11)  "Desensitize shame and guilt surrounding homosexual thoughts, feelings and behavior by pleasantly encouraging graphic descriptions of Gay experiences and, when appropriate, sharing your own. One of the things that has helped us to survive is our available 'camp' humor. It pokes fun at the ultimate foolishness of everything and provides a broad foundation of acceptance for that which is human. Humor is by far the easiest way to get at the guilt and shame surrounding homosexual thoughts, feelings and behavior. 'Had any good fantasies lately?' with a raised eyebrow can do a lot to move things along...."

12)  "Use the weight of your authority to approve homosexual thoughts, behavior and feelings when reported by your client...."
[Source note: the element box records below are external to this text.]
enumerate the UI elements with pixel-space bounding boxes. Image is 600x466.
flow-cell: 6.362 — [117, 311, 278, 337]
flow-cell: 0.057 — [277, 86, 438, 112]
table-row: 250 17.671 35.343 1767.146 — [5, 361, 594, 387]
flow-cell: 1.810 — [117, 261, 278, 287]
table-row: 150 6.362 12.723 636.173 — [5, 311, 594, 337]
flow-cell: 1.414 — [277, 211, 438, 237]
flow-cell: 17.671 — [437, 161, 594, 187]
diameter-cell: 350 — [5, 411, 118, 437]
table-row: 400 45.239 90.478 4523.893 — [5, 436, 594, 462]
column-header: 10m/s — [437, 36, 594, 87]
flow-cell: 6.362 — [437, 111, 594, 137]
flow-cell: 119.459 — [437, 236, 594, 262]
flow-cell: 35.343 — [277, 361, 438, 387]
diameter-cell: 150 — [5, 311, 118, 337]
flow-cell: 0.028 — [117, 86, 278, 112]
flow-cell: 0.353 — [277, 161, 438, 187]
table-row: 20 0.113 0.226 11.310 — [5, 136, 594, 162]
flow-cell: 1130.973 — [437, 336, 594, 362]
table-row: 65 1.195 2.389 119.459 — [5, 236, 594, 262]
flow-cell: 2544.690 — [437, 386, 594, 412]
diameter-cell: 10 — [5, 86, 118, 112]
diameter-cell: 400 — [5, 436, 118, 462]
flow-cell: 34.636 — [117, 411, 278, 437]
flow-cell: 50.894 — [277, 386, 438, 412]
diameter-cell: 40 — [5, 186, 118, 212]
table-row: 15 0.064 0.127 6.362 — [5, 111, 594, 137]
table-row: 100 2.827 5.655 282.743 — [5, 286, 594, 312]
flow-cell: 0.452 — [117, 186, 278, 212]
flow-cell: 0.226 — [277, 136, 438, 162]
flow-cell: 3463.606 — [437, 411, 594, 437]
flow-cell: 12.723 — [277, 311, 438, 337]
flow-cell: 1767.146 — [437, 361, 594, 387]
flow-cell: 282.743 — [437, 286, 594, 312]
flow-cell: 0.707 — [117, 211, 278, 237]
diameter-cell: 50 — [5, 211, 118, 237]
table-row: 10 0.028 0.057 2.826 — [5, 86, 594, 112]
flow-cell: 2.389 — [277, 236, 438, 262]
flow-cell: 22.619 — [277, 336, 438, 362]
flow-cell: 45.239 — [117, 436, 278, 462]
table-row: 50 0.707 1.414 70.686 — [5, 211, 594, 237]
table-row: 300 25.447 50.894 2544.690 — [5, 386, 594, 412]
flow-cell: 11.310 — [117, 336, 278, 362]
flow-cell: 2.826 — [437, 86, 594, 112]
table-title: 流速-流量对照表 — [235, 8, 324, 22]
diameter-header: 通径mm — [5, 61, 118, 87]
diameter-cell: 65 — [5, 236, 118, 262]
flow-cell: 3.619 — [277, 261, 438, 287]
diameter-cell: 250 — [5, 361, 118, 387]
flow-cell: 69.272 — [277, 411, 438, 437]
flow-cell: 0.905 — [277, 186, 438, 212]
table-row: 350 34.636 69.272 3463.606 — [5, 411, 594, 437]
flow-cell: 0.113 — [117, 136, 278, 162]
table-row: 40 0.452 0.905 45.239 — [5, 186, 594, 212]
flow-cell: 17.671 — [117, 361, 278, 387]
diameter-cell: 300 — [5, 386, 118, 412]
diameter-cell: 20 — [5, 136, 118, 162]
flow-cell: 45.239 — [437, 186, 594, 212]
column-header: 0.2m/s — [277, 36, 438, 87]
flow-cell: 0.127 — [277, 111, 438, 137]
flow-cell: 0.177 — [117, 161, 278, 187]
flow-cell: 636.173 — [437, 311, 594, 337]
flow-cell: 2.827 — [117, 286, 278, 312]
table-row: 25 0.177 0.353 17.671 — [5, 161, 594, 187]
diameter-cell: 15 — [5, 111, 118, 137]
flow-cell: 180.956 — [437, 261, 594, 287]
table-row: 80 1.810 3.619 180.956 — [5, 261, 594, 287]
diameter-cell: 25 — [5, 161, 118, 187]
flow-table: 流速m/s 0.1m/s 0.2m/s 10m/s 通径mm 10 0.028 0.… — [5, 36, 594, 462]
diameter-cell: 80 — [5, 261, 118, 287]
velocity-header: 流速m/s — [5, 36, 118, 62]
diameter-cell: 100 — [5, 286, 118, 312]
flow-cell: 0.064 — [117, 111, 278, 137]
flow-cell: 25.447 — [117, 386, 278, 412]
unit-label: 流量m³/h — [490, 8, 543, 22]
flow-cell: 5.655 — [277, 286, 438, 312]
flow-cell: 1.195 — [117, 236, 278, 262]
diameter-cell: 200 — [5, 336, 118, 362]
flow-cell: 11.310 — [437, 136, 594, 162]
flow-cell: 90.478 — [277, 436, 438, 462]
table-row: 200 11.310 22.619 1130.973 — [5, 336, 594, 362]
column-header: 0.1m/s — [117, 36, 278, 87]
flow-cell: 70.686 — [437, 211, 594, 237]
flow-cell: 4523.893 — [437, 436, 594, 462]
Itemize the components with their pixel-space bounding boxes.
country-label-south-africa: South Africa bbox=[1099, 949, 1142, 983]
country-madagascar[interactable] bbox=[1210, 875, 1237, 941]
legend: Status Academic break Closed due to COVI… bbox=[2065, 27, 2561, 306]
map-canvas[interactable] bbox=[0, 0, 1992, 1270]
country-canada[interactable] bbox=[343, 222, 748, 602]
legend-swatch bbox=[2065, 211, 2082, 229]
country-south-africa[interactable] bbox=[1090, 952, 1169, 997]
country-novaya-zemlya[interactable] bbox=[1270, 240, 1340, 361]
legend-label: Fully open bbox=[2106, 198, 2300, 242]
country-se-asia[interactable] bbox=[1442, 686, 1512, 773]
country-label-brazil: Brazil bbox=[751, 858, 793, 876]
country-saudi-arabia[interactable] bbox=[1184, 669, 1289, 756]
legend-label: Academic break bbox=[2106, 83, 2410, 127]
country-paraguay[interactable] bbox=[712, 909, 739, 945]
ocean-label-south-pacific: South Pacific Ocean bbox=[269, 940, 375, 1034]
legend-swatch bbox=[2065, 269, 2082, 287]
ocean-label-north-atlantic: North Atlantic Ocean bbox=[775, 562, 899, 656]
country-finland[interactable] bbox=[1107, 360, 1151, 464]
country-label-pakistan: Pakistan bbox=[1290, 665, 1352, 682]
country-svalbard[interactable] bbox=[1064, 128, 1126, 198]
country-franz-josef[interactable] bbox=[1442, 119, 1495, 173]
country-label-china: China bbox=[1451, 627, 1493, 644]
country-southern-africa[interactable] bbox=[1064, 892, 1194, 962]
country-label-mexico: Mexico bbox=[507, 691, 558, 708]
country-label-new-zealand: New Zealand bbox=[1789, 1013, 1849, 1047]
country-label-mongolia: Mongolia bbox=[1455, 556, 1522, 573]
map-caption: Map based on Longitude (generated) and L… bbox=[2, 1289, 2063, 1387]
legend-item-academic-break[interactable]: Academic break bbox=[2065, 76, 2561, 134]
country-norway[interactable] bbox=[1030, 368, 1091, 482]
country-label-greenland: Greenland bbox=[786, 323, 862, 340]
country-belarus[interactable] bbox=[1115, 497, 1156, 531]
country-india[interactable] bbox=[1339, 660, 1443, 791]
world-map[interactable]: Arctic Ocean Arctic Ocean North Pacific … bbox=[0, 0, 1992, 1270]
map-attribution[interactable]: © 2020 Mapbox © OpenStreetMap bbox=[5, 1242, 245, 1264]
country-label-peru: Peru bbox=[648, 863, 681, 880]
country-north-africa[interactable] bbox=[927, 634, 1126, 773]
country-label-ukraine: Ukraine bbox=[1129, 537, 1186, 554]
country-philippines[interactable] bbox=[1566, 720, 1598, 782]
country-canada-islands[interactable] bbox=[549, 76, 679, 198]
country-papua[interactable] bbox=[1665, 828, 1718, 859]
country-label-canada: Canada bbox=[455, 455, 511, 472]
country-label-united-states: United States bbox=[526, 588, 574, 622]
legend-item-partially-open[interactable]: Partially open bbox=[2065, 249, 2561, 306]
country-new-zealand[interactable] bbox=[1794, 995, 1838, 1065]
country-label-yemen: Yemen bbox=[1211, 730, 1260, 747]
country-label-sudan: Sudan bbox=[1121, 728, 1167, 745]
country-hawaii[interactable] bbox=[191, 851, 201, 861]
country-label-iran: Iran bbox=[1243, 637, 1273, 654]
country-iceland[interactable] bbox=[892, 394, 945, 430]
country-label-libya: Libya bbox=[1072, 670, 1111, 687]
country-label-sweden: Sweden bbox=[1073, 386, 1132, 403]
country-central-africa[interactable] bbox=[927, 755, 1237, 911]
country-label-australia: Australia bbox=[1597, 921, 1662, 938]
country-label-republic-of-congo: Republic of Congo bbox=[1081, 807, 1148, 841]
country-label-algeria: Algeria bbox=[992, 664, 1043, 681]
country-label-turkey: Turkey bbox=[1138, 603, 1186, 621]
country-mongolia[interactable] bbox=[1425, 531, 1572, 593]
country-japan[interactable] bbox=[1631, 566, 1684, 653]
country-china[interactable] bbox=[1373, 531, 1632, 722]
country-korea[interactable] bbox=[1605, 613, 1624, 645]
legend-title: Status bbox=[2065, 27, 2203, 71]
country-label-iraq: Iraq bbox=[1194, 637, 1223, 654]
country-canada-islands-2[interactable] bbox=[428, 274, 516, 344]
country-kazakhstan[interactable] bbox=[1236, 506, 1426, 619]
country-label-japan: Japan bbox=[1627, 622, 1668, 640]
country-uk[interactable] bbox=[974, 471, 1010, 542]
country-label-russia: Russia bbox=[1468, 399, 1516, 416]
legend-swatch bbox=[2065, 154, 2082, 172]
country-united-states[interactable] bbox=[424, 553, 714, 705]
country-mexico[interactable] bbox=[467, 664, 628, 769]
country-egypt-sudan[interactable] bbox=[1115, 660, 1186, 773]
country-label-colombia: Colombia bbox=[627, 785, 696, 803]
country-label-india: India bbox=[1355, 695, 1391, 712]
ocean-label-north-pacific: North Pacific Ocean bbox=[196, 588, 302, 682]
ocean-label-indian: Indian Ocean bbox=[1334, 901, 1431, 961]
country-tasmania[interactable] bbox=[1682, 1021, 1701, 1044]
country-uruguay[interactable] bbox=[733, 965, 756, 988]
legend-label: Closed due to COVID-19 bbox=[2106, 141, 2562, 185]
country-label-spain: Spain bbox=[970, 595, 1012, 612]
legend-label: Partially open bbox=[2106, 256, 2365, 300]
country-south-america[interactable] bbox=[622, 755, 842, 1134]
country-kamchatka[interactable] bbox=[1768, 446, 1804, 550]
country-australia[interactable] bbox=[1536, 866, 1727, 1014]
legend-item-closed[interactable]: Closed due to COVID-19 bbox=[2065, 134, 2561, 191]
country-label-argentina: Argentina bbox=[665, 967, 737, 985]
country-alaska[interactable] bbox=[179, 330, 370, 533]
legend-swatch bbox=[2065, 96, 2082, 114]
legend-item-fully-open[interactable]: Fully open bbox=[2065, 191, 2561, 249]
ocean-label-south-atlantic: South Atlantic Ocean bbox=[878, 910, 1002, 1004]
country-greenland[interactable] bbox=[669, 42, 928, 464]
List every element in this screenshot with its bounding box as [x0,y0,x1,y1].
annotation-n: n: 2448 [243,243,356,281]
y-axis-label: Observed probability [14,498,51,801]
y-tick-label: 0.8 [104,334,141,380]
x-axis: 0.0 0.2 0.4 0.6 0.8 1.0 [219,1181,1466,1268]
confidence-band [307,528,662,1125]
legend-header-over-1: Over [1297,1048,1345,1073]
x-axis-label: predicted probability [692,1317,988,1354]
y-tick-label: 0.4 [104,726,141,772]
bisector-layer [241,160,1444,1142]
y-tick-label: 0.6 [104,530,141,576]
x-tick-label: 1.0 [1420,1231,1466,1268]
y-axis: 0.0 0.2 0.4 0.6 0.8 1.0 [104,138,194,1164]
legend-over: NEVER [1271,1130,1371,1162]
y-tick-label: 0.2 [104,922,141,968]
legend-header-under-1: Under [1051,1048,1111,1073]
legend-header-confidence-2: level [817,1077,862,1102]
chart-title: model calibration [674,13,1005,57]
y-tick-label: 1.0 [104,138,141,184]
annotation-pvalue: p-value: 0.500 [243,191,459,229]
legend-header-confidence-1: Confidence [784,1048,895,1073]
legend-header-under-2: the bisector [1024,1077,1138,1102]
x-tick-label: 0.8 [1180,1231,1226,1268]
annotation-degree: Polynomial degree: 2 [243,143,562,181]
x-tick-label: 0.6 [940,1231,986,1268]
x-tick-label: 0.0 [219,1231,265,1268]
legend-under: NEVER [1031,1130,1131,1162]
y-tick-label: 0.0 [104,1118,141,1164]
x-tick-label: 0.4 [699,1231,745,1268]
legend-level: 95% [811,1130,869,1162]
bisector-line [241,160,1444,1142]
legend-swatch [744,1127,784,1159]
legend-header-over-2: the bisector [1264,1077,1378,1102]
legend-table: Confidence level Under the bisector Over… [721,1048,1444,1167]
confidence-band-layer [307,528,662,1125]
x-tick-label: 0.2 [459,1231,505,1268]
Further Endnotes From Other Sources






"The more authentic you become, the more genuine in your expression particularly regarding personal experiences and even self-doubts the more people can relate to your expression and the safer it makes them feel to express themselves. That expression in turn feeds back on the other person's spirit, and genuine creative empathy takes place, producing new insights and learnings and a sense of excitement and adventure that keeps the process going."

-- From Steven R. Covey,
Daily Reflections For Highly Effective People
(A Fireside Book, Simon & Schuster, New York, 1994), p69.